As I write, it is the eighth day of Christmas, and I’m remembering a conversation I had many years ago with a Christian woman who was going through a painful separation, which eventually ended in divorce. I recall saying to her—perhaps insensitively in the depth of her distress—“Why not let Jesus be your husband?”
She got very angry and retorted, “I don’t want Jesus for a husband—I want a husband with skin on!”
I wanted to reply, but didn’t—her anguish had silenced me—that the whole point of Jesus is that He is a husband with skin on. He is God incarnate, both when He was alive on earth, and still today, and forever.

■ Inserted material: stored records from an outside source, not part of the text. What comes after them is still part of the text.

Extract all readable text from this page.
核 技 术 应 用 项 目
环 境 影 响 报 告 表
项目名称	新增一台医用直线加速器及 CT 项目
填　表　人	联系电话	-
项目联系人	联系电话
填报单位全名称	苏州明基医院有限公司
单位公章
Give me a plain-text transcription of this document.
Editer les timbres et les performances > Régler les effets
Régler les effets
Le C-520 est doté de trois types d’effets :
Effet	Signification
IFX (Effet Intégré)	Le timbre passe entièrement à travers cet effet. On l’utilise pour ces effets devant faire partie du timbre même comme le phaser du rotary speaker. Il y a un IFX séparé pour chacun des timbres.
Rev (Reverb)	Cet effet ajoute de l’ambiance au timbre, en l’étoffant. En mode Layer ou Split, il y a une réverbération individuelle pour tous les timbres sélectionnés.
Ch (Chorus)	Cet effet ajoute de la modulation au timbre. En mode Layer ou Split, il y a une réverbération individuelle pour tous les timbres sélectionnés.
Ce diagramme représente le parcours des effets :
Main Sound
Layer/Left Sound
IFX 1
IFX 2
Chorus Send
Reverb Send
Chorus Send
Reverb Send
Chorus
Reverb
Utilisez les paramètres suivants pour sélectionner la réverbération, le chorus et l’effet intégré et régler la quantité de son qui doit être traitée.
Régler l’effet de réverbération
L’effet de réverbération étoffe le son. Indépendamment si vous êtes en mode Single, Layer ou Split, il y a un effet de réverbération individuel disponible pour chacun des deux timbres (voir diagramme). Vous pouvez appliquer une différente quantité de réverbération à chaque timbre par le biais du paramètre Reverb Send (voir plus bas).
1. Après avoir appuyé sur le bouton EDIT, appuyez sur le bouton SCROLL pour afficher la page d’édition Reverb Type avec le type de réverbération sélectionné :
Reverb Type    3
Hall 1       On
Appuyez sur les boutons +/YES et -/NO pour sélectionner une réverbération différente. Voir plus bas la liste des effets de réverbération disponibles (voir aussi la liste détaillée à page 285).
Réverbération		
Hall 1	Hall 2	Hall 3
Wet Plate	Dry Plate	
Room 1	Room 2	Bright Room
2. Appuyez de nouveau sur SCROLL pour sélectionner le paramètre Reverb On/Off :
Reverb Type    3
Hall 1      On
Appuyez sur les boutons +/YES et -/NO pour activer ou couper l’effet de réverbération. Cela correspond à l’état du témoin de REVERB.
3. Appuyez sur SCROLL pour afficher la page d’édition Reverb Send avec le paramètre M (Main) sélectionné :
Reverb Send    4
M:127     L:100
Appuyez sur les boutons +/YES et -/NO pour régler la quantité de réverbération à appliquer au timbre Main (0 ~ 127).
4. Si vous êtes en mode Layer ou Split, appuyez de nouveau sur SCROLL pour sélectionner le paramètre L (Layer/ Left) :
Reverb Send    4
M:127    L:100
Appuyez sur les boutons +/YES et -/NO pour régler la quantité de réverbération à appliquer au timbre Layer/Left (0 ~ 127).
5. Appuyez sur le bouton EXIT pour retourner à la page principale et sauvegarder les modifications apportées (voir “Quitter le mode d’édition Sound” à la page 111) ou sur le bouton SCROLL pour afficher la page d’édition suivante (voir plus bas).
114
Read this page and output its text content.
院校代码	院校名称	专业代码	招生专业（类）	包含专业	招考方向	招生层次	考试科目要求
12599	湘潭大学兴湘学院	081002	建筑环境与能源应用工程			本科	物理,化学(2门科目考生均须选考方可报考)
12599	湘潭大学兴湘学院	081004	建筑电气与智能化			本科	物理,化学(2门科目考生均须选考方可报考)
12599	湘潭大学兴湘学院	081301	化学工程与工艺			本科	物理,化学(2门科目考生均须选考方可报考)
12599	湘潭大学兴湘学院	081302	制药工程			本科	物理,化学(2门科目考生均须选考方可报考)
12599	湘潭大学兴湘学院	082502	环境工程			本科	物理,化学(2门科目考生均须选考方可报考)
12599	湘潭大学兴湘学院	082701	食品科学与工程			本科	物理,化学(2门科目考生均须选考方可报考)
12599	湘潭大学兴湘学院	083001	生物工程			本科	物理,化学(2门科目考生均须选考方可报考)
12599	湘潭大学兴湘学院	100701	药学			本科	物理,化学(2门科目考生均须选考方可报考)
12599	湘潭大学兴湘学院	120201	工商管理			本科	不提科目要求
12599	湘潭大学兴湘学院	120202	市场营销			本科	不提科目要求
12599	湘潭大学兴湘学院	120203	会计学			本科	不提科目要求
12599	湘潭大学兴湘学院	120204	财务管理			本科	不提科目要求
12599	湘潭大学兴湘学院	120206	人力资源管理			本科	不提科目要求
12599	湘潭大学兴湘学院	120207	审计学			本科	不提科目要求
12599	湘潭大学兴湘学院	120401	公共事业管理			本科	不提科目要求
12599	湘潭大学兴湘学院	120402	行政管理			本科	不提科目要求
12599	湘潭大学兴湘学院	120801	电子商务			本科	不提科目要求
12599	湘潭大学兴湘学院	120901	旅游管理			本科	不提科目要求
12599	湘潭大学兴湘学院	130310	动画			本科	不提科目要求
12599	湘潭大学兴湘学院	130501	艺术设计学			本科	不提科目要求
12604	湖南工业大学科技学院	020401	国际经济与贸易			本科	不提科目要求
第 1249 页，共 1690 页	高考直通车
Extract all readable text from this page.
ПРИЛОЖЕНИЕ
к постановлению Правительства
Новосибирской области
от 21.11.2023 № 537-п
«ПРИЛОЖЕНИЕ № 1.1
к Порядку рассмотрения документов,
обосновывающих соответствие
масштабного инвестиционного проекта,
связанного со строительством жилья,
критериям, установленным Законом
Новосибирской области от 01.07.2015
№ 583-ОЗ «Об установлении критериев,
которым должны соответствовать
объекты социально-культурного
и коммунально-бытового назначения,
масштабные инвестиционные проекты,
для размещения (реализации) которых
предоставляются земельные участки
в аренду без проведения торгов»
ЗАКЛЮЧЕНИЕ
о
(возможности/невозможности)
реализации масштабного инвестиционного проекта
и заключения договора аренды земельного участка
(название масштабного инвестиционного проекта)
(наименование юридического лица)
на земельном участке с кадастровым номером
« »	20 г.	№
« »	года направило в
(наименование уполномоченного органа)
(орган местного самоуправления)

The Jesus who ascended to heaven went in His skin, and so created a physical place in a purely spiritual realm—He went “to prepare a place for us” (John 14:2)—just as two thousand years ago He created the first permanent spiritual reality in this purely physical world. He married heaven and earth.
Now imagine a barren woman who longs to have children. Imagine saying to her, insensitive as it may sound, that she already has a child. For the scripture says, “Unto you a child is born, unto you a Son is given.” This is the message of Christmas. Take your stand on what God has already done for you, draw comfort from that, and then you will be in the best position to receive more from Him.
Nevertheless, I imagine the barren woman replying, “No, but I want a child with skin on.”
Yes, we all want stuff, including our God, to have skin on. We want Him to be real in our terms, not some abstraction from beyond. We want our mortgage to be paid in cold cash. We want our disease to be actually healed. We want our problem solved now. We want, as Queen sang, somebody to love.
The message of Christmas is that Jesus is somebody. He is your son, He is your brother, He is your lover with skin on, He is your Savior. He wants to come into your real world, just as He came to Bethlehem. Clasp Jesus to your heart and let Him be everything to you.
Everything.
This is faith. This is how we take the hand of God in marriage, joining heaven and earth.